A student in one of my classes asked me to clarify why profitability depends on markup, investment, turnover and supply lines.

The turnover question is a very important point most retailers do not understand. The way to make money in this business is through return on investment, not on markup alone.

Say you are selling reliably one case per week of Chateau XYZ for $150 and replacing it for $100. You are making $50 per case and reinvesting the $100 in next week’s case. In a year, you will have made $50 x 52 weeks = $2600 profit for a $100 investment, a 2600% return on investment.

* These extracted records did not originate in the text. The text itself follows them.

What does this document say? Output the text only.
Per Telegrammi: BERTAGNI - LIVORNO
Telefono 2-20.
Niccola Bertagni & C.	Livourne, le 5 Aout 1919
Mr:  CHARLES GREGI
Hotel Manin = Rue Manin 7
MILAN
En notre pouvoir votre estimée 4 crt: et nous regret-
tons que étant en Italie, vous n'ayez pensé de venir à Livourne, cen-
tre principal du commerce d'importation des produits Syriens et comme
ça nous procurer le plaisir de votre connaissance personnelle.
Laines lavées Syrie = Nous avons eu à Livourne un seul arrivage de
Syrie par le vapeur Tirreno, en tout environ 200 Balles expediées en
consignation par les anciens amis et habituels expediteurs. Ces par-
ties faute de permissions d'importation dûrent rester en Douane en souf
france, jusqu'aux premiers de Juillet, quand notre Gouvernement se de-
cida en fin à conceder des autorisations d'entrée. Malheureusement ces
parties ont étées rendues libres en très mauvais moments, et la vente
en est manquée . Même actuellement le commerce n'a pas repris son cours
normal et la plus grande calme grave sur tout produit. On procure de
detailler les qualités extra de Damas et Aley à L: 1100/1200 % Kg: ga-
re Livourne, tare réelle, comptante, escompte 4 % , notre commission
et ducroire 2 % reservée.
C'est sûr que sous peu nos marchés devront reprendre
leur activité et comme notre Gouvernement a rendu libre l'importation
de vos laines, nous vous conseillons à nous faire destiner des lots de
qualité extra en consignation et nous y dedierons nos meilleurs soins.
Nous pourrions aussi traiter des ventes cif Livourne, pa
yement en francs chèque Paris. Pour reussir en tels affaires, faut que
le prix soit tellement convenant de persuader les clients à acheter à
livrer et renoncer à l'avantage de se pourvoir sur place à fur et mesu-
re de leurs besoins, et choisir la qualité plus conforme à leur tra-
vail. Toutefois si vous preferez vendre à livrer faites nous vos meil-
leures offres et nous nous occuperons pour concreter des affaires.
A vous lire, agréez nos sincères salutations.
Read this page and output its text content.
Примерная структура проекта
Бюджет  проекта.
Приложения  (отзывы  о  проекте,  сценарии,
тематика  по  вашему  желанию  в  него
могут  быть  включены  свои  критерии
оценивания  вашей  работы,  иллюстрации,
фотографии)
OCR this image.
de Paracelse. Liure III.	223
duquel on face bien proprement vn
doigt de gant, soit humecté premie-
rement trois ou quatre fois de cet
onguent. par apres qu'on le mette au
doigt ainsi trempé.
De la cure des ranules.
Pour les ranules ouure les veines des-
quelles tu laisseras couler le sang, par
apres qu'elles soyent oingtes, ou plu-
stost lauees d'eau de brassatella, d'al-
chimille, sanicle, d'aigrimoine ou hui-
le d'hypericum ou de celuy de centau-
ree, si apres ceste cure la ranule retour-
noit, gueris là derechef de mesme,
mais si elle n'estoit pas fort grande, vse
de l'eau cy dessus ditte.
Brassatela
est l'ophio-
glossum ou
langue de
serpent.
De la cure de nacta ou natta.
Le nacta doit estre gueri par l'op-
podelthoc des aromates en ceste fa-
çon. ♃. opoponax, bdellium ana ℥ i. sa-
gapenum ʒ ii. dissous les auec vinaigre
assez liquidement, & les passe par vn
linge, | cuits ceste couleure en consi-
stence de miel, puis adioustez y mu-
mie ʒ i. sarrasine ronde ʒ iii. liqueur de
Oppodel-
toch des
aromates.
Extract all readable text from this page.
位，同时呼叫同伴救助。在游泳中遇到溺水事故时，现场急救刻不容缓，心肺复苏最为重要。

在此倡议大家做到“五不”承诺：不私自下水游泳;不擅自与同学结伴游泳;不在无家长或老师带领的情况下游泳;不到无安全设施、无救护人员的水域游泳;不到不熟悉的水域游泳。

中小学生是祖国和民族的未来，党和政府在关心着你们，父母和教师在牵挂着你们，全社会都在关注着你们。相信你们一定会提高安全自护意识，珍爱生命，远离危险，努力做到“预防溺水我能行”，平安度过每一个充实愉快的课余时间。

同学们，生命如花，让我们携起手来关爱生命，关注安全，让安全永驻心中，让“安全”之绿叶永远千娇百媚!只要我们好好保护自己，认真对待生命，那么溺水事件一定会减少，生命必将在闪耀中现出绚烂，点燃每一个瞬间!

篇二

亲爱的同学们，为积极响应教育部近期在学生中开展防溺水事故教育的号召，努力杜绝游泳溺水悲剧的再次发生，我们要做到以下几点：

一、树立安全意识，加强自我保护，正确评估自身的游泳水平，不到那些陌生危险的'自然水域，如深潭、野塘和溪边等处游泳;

Now the distributor offers you the chance to save 10% if you buy 10 cases at a time. Most retailers jup at the chance to make an extra $10 per case. Now you are paying $900 initially and making $60 each week, so your yearly profit is $3120, but your investment was $900, so your ROI is $3120/$900 or 347% instead of 2600%. You could have spent the other $800 on other products and made a lot more, or made almost the same money for a fraction of the investment. Not to mention the cost of storing those ten cases.

Now suppose the supplier will sell you one bottle every time you need it, for a broken case charge of $1. Now you pay $8.33 + $1.00 = $9.33 ($112 per case) and profit $38 per case x 52 weeks,so your ROI is $1976 / $9.33 = 21171%! You spent less than $10 that year to earn almost two grand. And no storage costs at all.

NOW, suppose you drop your price 10% and the result is that you sell two cases per week. Ignoring the side benefits of having people flock to your store, you have cut your revenue per case from $150 to $135 and your profit per case from $38 to $23. So now you are making $23 x 52 weeks x 2 cases per week = $2392 instead of $1976, so your ROI increases to 25629% on your lousy ten bucks. You make more by charging less.

This idealized example depends entirely on the re-supply lines. I live right down the street from a restaurant with exactly this deal going. I will deliver that next bottle any time day or night. This is the advantage of local wineries.